Dewey Beach Town Council will hear an appeal from two property owners who say their rental license was unjustly suspended.
Marcia Schieck and Rich Hanewinckel say a front yard pool at their rental property on Chesapeake Street is compliant with the zoning code, even though Hanewinckel admitted the pool does not match a drawing given to the building official before it was installed.
The town paid for a survey of the property, prepared by Foresight Services of Dewey Beach Sept. 25, which showed a final 18.5-foot front yard setback for the pool and a 15-foot setback for the fence surrounding the pool.
In an Oct. 31 letter to Schieck and Hanewinckel, Dewey Beach attorney Noel Primos said the pool violates town code setback requirements.
Primos wrote, “…the fence in this case was required to be at least 18 feet from the front property line, and the pool was required to be at least 21 feet from the front property line.”
Primos said Hanewinckel was clearly aware of the setback requirements at the time he applied for the building permit because the drawing he submitted – which was approved by Building Inspector Bill Mears – showed the pool and fence would be constructed in compliance with setback requirements.
Appelbaum sent an Oct. 11 letter to Schieck and Hanewinckel, notifying them the pool and fence were not compliant with town code.
Appelbaum said unless the property owners present an acceptable plan to remedy the violations, a rental license for the property would be suspended.
On Oct. 21, Hanewinckel sent town council an appeal of Appelbaum’s Oct. 11 notice. Hanewinckel said the pool does not violate the 18-foot front yard setbacks, and town code permits fences within the 18-foot front yard setback, subject to a height restriction for an ornamental fence. The code also requires a safety fence around pools at least 4.5-feet tall, he wrote.
In his appeal, Hanewinckel admitted the pool in the initial application is different from the pool that was later installed. “These changes, however, were expressly approved by the town’s building official,” he said.

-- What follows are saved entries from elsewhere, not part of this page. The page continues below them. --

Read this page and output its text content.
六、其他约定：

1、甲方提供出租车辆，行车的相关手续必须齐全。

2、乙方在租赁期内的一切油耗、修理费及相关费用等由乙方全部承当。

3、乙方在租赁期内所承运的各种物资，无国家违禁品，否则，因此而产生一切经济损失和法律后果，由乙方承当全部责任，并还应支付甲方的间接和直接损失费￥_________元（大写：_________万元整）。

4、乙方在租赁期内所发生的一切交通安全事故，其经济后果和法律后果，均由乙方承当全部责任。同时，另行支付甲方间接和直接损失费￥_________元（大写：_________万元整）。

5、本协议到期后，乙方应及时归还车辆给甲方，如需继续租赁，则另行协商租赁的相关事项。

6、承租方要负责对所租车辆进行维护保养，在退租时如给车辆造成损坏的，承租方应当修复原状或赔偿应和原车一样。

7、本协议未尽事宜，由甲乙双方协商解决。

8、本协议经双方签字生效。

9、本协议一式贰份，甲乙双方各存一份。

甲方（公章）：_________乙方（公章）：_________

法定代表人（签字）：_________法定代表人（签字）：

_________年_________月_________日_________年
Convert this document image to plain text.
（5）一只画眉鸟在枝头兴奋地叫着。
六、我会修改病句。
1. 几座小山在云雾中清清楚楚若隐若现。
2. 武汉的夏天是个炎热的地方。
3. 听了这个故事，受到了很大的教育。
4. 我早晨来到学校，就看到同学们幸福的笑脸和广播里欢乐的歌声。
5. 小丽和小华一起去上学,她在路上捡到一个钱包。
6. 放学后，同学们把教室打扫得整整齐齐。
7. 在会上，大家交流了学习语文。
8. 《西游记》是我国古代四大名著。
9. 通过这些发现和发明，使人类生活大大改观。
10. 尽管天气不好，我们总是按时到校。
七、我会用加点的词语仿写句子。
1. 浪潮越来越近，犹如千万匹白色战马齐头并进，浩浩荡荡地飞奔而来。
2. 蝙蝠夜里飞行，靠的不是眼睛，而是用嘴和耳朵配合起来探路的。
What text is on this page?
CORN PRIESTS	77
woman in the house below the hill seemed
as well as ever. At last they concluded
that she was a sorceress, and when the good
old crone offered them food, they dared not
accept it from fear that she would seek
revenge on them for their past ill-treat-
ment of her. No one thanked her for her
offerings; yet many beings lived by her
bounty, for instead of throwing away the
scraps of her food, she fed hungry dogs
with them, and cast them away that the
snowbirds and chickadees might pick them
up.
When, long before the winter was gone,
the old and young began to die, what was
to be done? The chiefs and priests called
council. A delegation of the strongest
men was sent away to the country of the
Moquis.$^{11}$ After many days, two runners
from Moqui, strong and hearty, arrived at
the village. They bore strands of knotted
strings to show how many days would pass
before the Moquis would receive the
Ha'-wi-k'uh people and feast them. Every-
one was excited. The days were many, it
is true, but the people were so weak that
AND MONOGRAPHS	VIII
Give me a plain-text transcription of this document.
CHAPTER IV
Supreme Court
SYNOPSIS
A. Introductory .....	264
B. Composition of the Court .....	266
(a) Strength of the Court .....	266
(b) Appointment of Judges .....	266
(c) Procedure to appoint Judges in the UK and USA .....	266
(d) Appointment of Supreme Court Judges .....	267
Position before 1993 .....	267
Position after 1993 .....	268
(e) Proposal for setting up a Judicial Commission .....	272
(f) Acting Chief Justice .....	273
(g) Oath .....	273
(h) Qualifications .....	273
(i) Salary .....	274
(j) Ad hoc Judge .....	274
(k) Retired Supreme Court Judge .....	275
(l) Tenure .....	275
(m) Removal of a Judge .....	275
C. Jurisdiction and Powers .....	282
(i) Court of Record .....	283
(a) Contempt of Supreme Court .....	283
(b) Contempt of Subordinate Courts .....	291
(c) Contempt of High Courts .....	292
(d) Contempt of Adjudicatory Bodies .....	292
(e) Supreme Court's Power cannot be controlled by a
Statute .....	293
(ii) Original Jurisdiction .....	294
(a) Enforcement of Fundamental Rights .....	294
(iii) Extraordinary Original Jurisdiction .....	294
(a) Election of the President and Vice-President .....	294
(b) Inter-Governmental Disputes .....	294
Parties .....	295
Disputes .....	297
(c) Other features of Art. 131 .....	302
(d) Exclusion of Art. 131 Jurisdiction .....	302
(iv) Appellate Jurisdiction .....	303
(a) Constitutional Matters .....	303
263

In his Oct. 31 response, Primos said Mears never approved the changes. “The building official was never informed that the locations of the fence and the pool would be different from those indicated on the drawing submitted by Mr. Hanewinckel,” Primos wrote.
Dewey Beach Town Council will hear Schieck and Hanewinckel’s appeal at 2 p.m., Saturday, Nov. 9, at Dewey Beach Life Saving Station on Dagsworthy Avenue.
“Were the commissioners to overturn the suspension, it would send a message that the requirements of the code mean nothing, and that the town will not enforce those requirements even in response to the duly submitted complaints of citizens of the town,” Primos said.
The property first became suspect for zoning violations in May. Neighboring property owners David Jasinski and Steve Hayes requested a board of adjustment hearing to appeal the building official’s decision to allow changes to the Chesapeake Street property. Among other things, the neighbors argued the pool and fence had been built into setback requirements.
The board of adjustment dismissed the appeal at a June hearing, saying it was filed too late. Town officials said the Sept. 25 survey was prompted by complaints from property owners on Chesapeake Street.
Property owners file FOIA complaint
Schieck and Hanewinckel filed a Nov. 4 freedom of information complaint to Attorney General Beau Biden, accusing Dewey Beach Town Manager Marc Appelbaum of withholding requested documents.
“These would include communications between town officials, town commissioners and members of the public, including appellant David Jasinski, concerning our property,” the couple wrote. Appelbaum cited attorney-client privilege as the reason he did not include some documents, Schieck and Hanewinckel said in the complaint.
The couple also said Appelbaum refused to include documents related to building compliance issues because it would be unduly burdensome.
Appelbaum also redacted the names of some residents in the documents he provided; Schieck and Hanewinckel said he was not at liberty to do so.
In the complaint, Schieck said she tried to go to town hall and inspect four building permit files onsite, but she was told the requested documents would take 15 days to produce. “These documents should be readily available at town hall and be produced with little to no disruption,” the couple wrote.
Schieck and Hanewinckel said they would submit one final FOIA request for the documents they had not yet received and for an onsite inspection of the four building permits. “We ask that your office support expedited fulfillment,” the couple wrote.